Netflix is currently on a roll, growing faster than estimated, and delivering a streaming video experience worldwide.  With a library of older TV content, a rotation of popular movies, and a commitment to original series, Netflix has created a strong value proposition, given a subscription fee of less than ten dollars a month.  Whether traditional TV sees Netflix as direct competition or a complement to their own line-up remains to be seen; still, new consumers are continuing to subscribe. 

As of the close of the second quarter, their total international base is almost 60 million subscribers with the U.S. alone counting for two thirds of that total. If cable households in the US are over 100 million, than Netflix still has a huge opportunity base to continue to grow.    The launch of HBO Now may be seen as a competitor, as is Amazon and Hulu Plus, but it is likely that consumers who desire the shows and movies from each of these choices don't view subscription as a zero sum game.  That is to say, these services can all grow together. 

The possible challenge to subscription only services is that at some point growth levels out and could possible shrink a bit.  At today's U.S. sub base of 40 plus million, raising rates just a dime adds $4 million dollars more in revenue every month and a dollar a month increase means $40 million more each month, or $480 million plus a year.  But rates can rise only so much so quickly before subscribers balked.  Cable TV is learning that painful lesson.  So how else does Netflix try to grow revenue?

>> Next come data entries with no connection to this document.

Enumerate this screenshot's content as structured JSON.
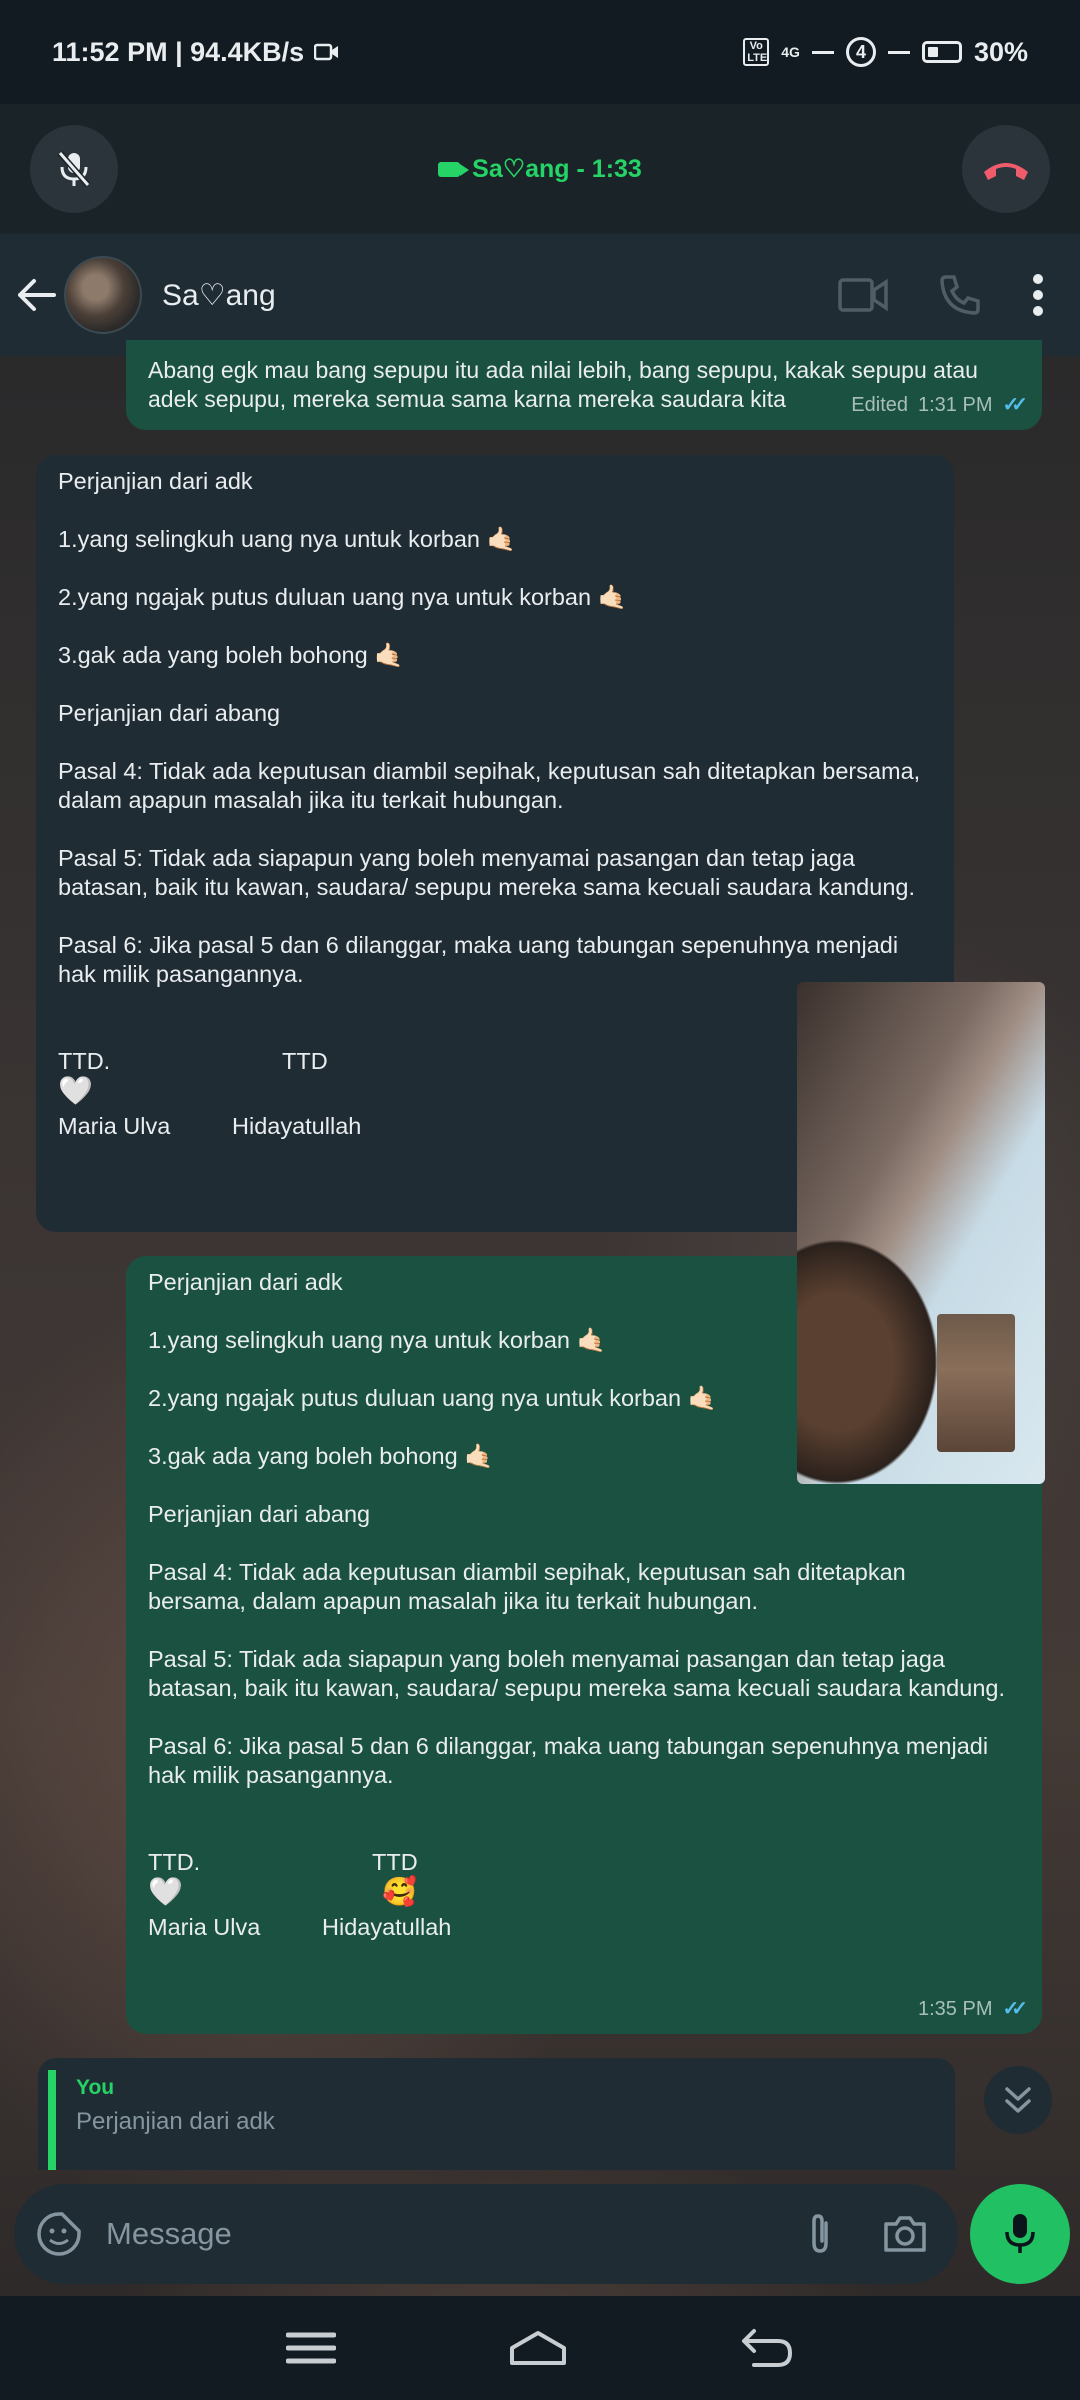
{
  "status_bar": {
    "time_speed": "11:52 PM | 94.4KB/s",
    "network": "4G",
    "volte": "Vo LTE",
    "sim_slot": "4",
    "battery": "30%"
  },
  "call": {
    "title": "Sa♡ang - 1:33"
  },
  "header": {
    "contact_name": "Sa♡ang"
  },
  "messages": [
    {
      "direction": "outgoing",
      "text": "Abang egk mau bang sepupu itu ada nilai lebih, bang sepupu, kakak sepupu atau\nadek sepupu, mereka semua sama karna mereka saudara kita",
      "edited": "Edited",
      "time": "1:31 PM"
    },
    {
      "direction": "incoming",
      "text": "Perjanjian dari adk\n\n1.yang selingkuh uang nya untuk korban 🤙🏻\n\n2.yang ngajak putus duluan uang nya untuk korban 🤙🏻\n\n3.gak ada yang boleh bohong 🤙🏻\n\nPerjanjian dari abang\n\nPasal 4: Tidak ada keputusan diambil sepihak, keputusan sah ditetapkan bersama,\ndalam apapun masalah jika itu terkait hubungan.\n\nPasal 5: Tidak ada siapapun yang boleh menyamai pasangan dan tetap jaga\nbatasan, baik itu kawan, saudara/ sepupu mereka sama kecuali saudara kandung.\n\nPasal 6: Jika pasal 5 dan 6 dilanggar, maka uang tabungan sepenuhnya menjadi\nhak milik pasangannya.",
      "sig_label_left": "TTD.",
      "sig_label_right": "TTD",
      "sig_mark_left": "🤍",
      "sig_mark_right": "",
      "sig_name_left": "Maria Ulva",
      "sig_name_right": "Hidayatullah"
    },
    {
      "direction": "outgoing",
      "text": "Perjanjian dari adk\n\n1.yang selingkuh uang nya untuk korban 🤙🏻\n\n2.yang ngajak putus duluan uang nya untuk korban 🤙🏻\n\n3.gak ada yang boleh bohong 🤙🏻\n\nPerjanjian dari abang\n\nPasal 4: Tidak ada keputusan diambil sepihak, keputusan sah ditetapkan\nbersama, dalam apapun masalah jika itu terkait hubungan.\n\nPasal 5: Tidak ada siapapun yang boleh menyamai pasangan dan tetap jaga\nbatasan, baik itu kawan, saudara/ sepupu mereka sama kecuali saudara kandung.\n\nPasal 6: Jika pasal 5 dan 6 dilanggar, maka uang tabungan sepenuhnya menjadi\nhak milik pasangannya.",
      "sig_label_left": "TTD.",
      "sig_label_right": "TTD",
      "sig_mark_left": "🤍",
      "sig_mark_right": "🥰",
      "sig_name_left": "Maria Ulva",
      "sig_name_right": "Hidayatullah",
      "time": "1:35 PM"
    }
  ],
  "reply_preview": {
    "author": "You",
    "text": "Perjanjian dari adk"
  },
  "composer": {
    "placeholder": "Message"
  },
  "colors": {
    "accent": "#25d366",
    "outgoing_bubble": "#1b5140",
    "incoming_bubble": "#202c33",
    "end_call": "#f15c6d",
    "read_ticks": "#53bdeb"
  },
  "icons": [
    "mute-mic-icon",
    "video-call-icon",
    "end-call-icon",
    "back-arrow-icon",
    "video-icon",
    "phone-icon",
    "more-vert-icon",
    "scroll-down-icon",
    "sticker-icon",
    "attach-icon",
    "camera-icon",
    "mic-icon",
    "menu-nav-icon",
    "home-nav-icon",
    "back-nav-icon"
  ]
}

With original programming, the possibility of syndicating series like House of Cards or Orange Is The New Black back to cable is a possibility although the value may be low given the ubiquitous nature of streaming.  Netflix certainly has gained lots of data on its users that could be sold as well.  Perhaps Netflix might consider adding a small amount of advertising into its welcome screen.  Banner ads while searching for content to watch could make sense without being too much of an intrusion to the subscription value.  And if it keeps subscriber fees down, even better.  Yes, their current one revenue stream model is working quite well, but I suspect that there must be some discussion on how to derive additional revenue opportunities for its existing base.